13. Mektup: Kalpler mücella bir aynadır
Ey Aziz kardeş,
Kalpler mücella bir aynadır; ancak üzerinde bulunan tozdan perdeyi sıyırmak gerekir. Çünkü oraya esrarı ilahiyenin nurları vuracak…
“Allah yerin ve semaların nurudur…” Nur/35
Ayeti celilesi lambasından çıkan nur, yukarıda işaret edilen aleme, yani kalp bucağında lemean etmeye başladığı zaman onun tesiri ile kalp kandili yanar…
Yanan o kalp kandili;
“Camdan bir kap içindedir.
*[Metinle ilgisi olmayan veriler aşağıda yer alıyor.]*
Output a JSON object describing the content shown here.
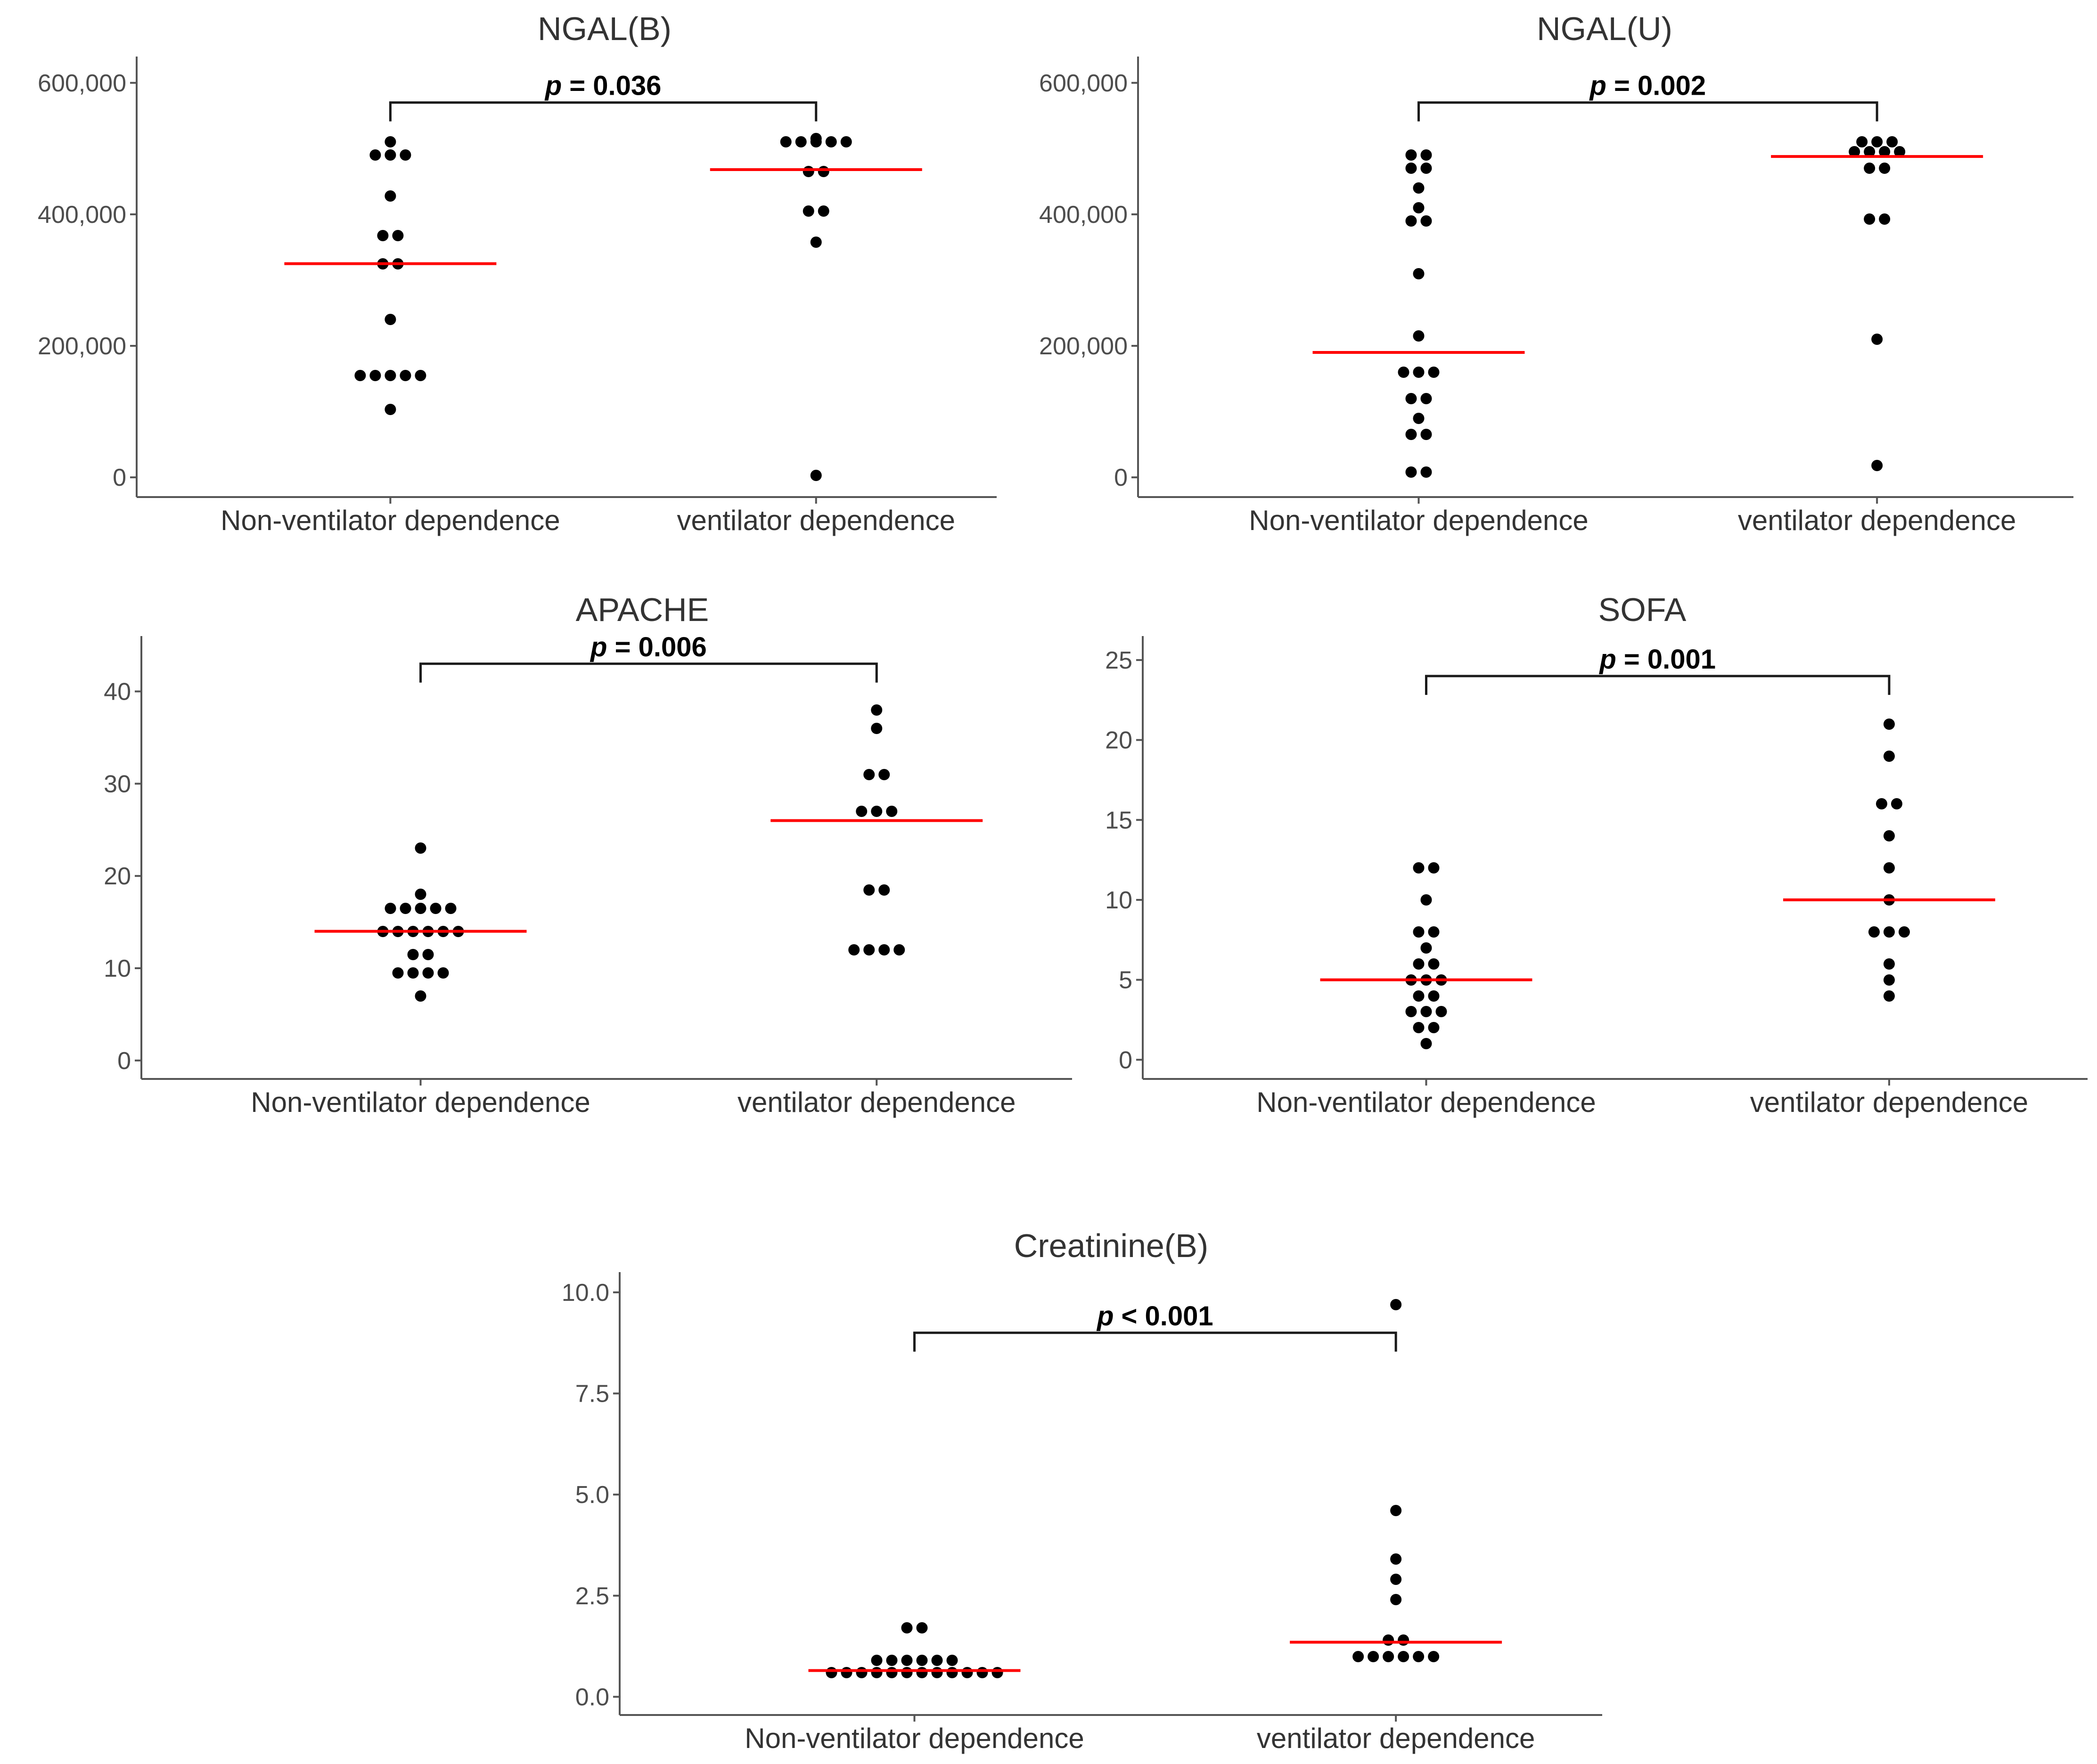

O da ayrı bir kap içindedir … Sanki bir yıldızdır; inci gibi Parıldar…” Nur/35
Sonra o kalpten keşif şimşekleri de çıkmaya başlar… O keşif şimşeği:
“Ne şarka mensuptur, ne de garba.” Nur/35
Cümlesindeki mana bulutlarından çıkar… Ve:
“O mübarek bir ağaçtan yanar…” Nur/35
Mana-ı Kerimi mucibince taa ötelerden gelir; keşif ağacını aydınlatır… O, o kadar asli bir şeffafiyete maliktir ki:
“Ona Ateş dokunmasa da yanar.” Nur/35
Mealine genel ayeti kerime onun safiyetini anlatır… Ve bu ayet-i kerimedeki derin mana gereğince, fikir kandilleri kendiliğinden yanar…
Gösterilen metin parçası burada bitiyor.